DNA sequence alignment: A review of hardware accelerators and a new core architecture
Journal
2016 3rd International Conference on Electronic Design, ICED 2016
Date Issued
2017-01-03
Author(s)
Nurdin D.
Isa M.
Goh S.
DOI
10.1109/ICED.2016.7804650
Abstract
Deoxyribonucleic Acid (DNA) sequence alignment is essentially a way of comparing two or more DNA sequences with aim to find regions of similarities among them. The Smith-Waterman (SW) algorithm is a local alignment algorithm which is able to identify mutation in DNA sequences. However, the aforementioned algorithm tends to be slower in computation of long DNA sequences. Over decades ago, Field Programmable Gate Arrays (FPGAs) play an important role in DNA sequence alignment. Moreover, pipelining technique is also a well-known method used to speed-up the performance of hardware design. Systolic array (SA)-based DNA sequence alignment architecture reduces execution time of alignment matrix computation from quadratic to linear time complexity.
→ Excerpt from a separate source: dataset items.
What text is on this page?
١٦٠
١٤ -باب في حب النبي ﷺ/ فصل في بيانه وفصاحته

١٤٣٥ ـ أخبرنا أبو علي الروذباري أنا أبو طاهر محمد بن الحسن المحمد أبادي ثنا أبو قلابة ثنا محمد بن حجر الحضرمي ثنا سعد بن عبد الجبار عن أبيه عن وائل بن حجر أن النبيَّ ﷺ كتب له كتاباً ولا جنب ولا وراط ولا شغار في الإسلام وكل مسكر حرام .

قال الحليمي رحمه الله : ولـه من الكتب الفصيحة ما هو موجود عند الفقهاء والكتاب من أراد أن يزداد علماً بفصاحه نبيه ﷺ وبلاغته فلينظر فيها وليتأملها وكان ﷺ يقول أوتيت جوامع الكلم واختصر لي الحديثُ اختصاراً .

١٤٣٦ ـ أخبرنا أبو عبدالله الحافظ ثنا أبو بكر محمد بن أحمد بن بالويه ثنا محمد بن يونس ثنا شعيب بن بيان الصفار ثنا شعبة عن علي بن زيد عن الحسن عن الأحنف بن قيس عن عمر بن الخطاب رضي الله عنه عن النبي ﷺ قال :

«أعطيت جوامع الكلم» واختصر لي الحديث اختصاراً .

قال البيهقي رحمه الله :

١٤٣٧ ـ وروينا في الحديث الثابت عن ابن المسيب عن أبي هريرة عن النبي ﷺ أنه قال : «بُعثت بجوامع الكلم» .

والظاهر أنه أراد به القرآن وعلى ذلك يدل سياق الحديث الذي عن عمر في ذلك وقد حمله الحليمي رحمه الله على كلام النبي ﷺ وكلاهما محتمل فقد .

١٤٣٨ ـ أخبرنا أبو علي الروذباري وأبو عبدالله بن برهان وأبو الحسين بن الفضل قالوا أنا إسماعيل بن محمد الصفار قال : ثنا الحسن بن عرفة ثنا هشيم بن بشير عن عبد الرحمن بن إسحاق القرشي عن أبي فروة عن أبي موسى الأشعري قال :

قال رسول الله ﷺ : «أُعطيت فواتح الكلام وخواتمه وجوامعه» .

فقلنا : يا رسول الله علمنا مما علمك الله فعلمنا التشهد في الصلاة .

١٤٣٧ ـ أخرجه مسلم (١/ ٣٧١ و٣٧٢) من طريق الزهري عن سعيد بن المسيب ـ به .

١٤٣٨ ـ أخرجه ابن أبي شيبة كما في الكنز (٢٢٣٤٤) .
In this paper, existing FPGA-based sequence alignment core architectures will be discussed followed by proposal for a new SA-based DNA sequence alignment core architecture. The design was synthesized on the Xilinx Spartan-3E XC3S1600E-FG3205. Results showed that the developed core architecture is 1.2× faster in speed as compared to other reported FPGA-based designs.